After lunch Other Friend suggested we go off to a bookshop-cum-cafe, a very popular combination here in Mexico, it seems. I was captivated in the garden by the exotic trees - a squat palm in the middle of the garden confirmed the tropical setting, and citrus trees were dotted at the far end of the garden. I don't think I have ever seen a lime tree before, but a quick sniff of the blossom and a mental comparison to expensive lime blossom-scented shower gel (I knew my escapade to L'Occitane's factory on Airline would come in handy someday...) confirmed what it was. I do worry slightly that after many years of teenage rebellion refusing to take any interest in plants, I am now turning into my parents. If I show signs of wanting an RHS membership, please can someone take me aside and have a quiet word?

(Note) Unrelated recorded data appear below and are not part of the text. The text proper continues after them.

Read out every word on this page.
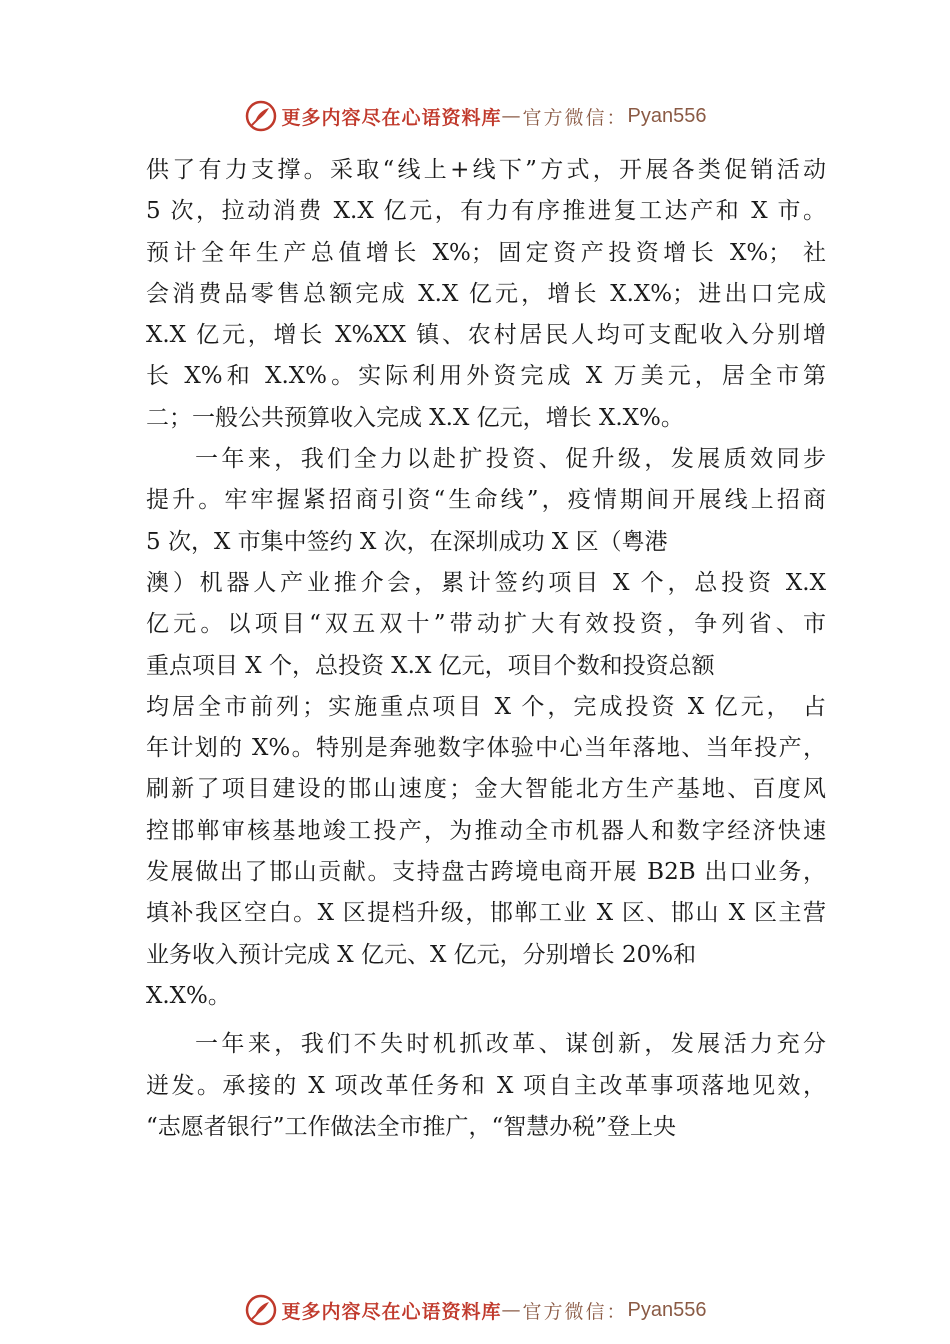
更多内容尽在心语资料库 — 官方微信： Pyan556
供了有力支撑。采取“线上+线下”方式，开展各类促销活动
5 次，拉动消费 X.X 亿元，有力有序推进复工达产和 X 市。
预计全年生产总值增长 X%；固定资产投资增长 X%； 社
会消费品零售总额完成 X.X 亿元，增长 X.X%；进出口完成
X.X 亿元，增长 X%XX 镇、农村居民人均可支配收入分别增
长 X%和 X.X%。实际利用外资完成 X 万美元，居全市第
二；一般公共预算收入完成 X.X 亿元，增长 X.X%。
一年来，我们全力以赴扩投资、促升级，发展质效同步
提升。牢牢握紧招商引资“生命线”，疫情期间开展线上招商
5 次，X 市集中签约 X 次，在深圳成功 X 区（粤港
澳）机器人产业推介会，累计签约项目 X 个，总投资 X.X
亿元。以项目“双五双十”带动扩大有效投资，争列省、市
重点项目 X 个，总投资 X.X 亿元，项目个数和投资总额
均居全市前列；实施重点项目 X 个，完成投资 X 亿元， 占
年计划的 X%。特别是奔驰数字体验中心当年落地、当年投产，
刷新了项目建设的邯山速度；金大智能北方生产基地、百度风
控邯郸审核基地竣工投产，为推动全市机器人和数字经济快速
发展做出了邯山贡献。支持盘古跨境电商开展 B2B 出口业务，
填补我区空白。X 区提档升级，邯郸工业 X 区、邯山 X 区主营
业务收入预计完成 X 亿元、X 亿元，分别增长 20%和
X.X%。
一年来，我们不失时机抓改革、谋创新，发展活力充分
迸发。承接的 X 项改革任务和 X 项自主改革事项落地见效，
“志愿者银行”工作做法全市推广，“智慧办税”登上央
更多内容尽在心语资料库 — 官方微信： Pyan556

We trundled along hilly cobbled streets, replete with puddles and potholes, to our last stop, Other Friend's childhood home. But en route, a couple of makeshift bollards were blocking the road. Other Friend was having none of it, and demanded an explanation for the blockage from the heavyset guy loitering at the side of the road. He replied with a neckless shrug that he was just there to look after the wedding guests, and it clicked that we had stumbled across the venue for the reception for the wedding we had glimpsed earlier. Other Friend was unperturbed by the diffidence shown by us wimpy foreigners, and she strode out the car to move the bollard out the way. We slowly drove past the reception, which had overdressed guests tottering along in heels, bored-looking men and quite a few bodyguards hanging around - whose wedding needs that level of security in a peaceful village in Mexico, I wonder? Interesting as it was, I was pleased when we passed the bollard at the other end of the street and arrived at Other Friend's house. The plant fascination continued, this time seeing sacks of red berries that I initially thought were cranberries. Other Friend laughed and said that they were her mother's homegrown coffee - once the (unseasonal) rain stops, they need to be dried in the sun, then the berry flesh picked off and the beans roasted. Amazing - I have only ever seen coffee growing in the hothouses in Oxford Botanic Gardens before.

As fresh as coffee gets


Driving back to DF (as the city is known by the 'chilangos' who live there), the astonishing mountains revealed themselves. We were high enough up - around 2400m - for cloud to be blanketing the bottom of the valley, with stark rockface looming up either side above. It was very strange, almost like we were in a plane looking down at the clouds. If it had been in England there would have been a layby for people to take photos every 200m, but here in Mexico people are made of less easily impressed stuff, so we had to make do with startling vistas once in a while while driving.

A less misty view from the road above Tepoztlán
I inadvertently made my Mexican friends guffaw by describing Tepoztlán as what I imagined 'México profundo' to look like - showing the perils of translating a phrase that would be normal in France (la France profonde) to the New World. Apparently the real 'México profundo' would probably be among the marijuana cultivators and drug cartels of the mountains further south in Guerrero... maybe not such a good spot for a daytrip?